On 1 May 2025, Sternenko announced that he had been shot and injured in an assassination attempt which he blamed on Russia and was thwarted by the Security Service of Ukraine, which arrested a suspect.

==Criminal case==
In 2015, Sternenko's house in Odesa was searched in relation to the abduction of Serhii Shcherbych, a deputy of the Lyman Raion Council, previously of the pro-Russian Rodina party. On 23 February 2021, a court in Odesa found Sternenko guilty of kidnapping, robbery, and illegal possession of a weapon in the Shcherbych case. Sternenko and his associate Ruslan Demchuk were sentenced to seven years and three months in prison, with half of their property to be confiscated. Both of the accused denied involvement in the abduction, with Sternenko stating that the verdict was politically motivated. That same evening, initially 500 but eventually 2,000 people protested near the Office of the President of Ukraine against Sternenko's imprisonment. Seventeen protesters were detained amid clashes with the police. On 31 May 2021, the Odesa Court of Appeals partially reversed the verdict against Sternenko and Demchuk. The kidnapping charge was the only upheld part of the sentence, but both were released from punishment due to the expiration of the term of prosecution. The Court of Appeals ruled that the prosecution had not provided sufficient evidence that Shcherbych was robbed.

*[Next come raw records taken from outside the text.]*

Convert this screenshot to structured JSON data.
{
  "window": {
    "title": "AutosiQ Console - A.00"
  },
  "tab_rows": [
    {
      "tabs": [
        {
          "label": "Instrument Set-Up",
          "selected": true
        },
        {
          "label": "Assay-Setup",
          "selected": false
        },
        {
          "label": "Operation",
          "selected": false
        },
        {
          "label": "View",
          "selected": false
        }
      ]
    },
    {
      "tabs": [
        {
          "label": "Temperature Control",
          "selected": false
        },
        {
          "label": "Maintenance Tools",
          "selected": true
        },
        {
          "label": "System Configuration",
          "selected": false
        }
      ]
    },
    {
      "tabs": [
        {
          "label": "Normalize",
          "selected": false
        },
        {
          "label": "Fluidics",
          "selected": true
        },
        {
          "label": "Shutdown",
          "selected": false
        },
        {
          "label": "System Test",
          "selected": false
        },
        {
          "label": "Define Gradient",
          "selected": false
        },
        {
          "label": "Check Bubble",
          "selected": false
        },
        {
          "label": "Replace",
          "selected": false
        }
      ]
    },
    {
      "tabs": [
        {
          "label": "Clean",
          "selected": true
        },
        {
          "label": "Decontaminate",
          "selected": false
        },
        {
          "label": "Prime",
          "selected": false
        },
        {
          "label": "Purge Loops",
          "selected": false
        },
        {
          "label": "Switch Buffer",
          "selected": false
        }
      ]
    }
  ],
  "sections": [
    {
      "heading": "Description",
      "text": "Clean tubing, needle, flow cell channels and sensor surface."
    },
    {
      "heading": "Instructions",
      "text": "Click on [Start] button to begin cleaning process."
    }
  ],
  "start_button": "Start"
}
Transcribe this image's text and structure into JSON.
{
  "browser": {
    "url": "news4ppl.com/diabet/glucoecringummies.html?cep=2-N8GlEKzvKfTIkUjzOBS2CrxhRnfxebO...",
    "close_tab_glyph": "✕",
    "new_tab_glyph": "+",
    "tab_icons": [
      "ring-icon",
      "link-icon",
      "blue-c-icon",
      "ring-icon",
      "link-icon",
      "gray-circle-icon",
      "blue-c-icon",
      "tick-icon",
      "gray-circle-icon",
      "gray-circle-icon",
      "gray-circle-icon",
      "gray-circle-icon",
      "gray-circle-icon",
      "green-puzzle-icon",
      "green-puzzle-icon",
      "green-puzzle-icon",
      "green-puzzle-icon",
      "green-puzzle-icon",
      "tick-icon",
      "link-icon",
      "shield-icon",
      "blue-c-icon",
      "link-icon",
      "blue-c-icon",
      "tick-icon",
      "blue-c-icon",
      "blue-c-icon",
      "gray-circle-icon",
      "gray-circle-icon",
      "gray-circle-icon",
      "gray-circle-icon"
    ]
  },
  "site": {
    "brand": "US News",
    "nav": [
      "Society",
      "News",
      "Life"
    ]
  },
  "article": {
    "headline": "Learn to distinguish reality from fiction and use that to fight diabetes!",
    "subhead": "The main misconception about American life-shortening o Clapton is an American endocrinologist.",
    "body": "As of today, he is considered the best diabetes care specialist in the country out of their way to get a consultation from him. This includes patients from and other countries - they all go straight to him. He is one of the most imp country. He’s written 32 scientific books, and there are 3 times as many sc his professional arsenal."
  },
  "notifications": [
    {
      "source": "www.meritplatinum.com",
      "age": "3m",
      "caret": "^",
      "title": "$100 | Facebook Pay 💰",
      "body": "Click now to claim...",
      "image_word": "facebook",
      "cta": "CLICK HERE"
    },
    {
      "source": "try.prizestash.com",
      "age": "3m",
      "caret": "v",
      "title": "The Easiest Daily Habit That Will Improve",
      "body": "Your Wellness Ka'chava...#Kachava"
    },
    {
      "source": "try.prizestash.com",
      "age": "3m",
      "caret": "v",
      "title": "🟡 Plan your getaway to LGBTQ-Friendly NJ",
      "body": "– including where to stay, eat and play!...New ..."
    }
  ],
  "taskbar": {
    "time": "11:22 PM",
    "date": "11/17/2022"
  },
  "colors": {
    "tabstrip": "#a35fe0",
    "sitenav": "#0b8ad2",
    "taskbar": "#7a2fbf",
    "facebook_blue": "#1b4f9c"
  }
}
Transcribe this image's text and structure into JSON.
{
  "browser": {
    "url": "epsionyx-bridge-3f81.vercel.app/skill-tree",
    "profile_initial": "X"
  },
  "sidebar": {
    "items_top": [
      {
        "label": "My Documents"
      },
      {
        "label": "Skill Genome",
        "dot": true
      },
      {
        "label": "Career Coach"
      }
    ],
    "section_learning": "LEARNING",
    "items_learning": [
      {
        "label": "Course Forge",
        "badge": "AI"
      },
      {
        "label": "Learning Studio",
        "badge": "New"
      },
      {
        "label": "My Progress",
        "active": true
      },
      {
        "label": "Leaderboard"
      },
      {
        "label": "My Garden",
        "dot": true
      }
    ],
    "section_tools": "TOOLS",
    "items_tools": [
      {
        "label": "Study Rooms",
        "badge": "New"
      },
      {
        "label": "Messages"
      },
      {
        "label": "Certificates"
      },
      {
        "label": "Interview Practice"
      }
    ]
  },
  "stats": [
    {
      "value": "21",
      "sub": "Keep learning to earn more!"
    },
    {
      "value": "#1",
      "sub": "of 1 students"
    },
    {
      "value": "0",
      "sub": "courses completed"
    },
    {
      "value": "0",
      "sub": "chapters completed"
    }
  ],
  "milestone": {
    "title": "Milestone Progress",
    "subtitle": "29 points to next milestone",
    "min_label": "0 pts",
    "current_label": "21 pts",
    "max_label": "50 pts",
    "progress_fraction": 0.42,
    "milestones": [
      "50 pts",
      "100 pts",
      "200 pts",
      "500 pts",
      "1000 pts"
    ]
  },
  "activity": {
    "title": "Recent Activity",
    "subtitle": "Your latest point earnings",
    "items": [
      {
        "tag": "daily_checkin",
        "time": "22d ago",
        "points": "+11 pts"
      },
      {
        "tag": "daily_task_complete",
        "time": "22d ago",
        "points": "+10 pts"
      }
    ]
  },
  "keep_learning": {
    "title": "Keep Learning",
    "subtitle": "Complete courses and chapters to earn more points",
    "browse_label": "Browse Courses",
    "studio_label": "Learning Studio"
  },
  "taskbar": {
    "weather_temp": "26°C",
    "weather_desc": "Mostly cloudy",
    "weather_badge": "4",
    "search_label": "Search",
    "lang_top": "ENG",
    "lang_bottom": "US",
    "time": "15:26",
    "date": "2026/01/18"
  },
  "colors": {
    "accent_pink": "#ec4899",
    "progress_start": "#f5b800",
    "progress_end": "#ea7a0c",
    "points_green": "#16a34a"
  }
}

==Activities during the Russian invasion of Ukraine==
Immediately prior to the 2022 Russian invasion of Ukraine, he organized a peaceful protest on February 2, 2022, in order to close the pro-Russian TV channel NASH, which was owned by the pro-Russian politician Yevhen Murayev. Murayev later fled Ukraine during the early stages of the invasion.

On February 24, 2022, when Russia's full-scale invasion of Ukraine began, Sternenko joined the "Honor" unit, which is part of the Special Operations Forces.

Serhii Sternenko remained active on social media, pointing out multiple Russian war crimes during the war, and attacking supporters of Vladimir Putin's government. On October 15, 2022, Sternenko wrote that he would give $10,000 from his personal savings to whoever would take Igor Girkin prisoner. Later, the frontman of the band Antytila Taras Topolya, soldier and writer Valeriy Markus, the head of the Luhansk regional military administration Serhiy Haidai, the poet Yevhen Rybchynskyi, tennis player Sergiy Stakhovsky and others joined his initiative. On 4 December 2022, he posted images taken in Luhansk Oblast showing civilians executed by the Russian army, and called upon the world to see such images before suggesting Ukraine should accept any demands from Russia.

In January 2025, Sternenko founded the Sternenko Community Foundation, which became one of the largest non-governmental suppliers of FPV drones to the Armed Forces of Ukraine.

On 22 January 2026, he was appointed as adviser to the Ministry of Defense relating to drone warfare following Mykhailo Fedorov appointment.

==Video blog==
Sternenko runs his own video blog on YouTube, where he talks about events in Ukraine, including the war. It won a Palianytsia Award for Man of the Year in Ukrainian YouTube from the editorial office of Toronto Television in 2020.

==Honors==
- On October 4, 2016, Sternenko was awarded the Medal "For Sacrifice and Love for Ukraine" by the Ukrainian Orthodox Church of the Kyiv Patriarchate.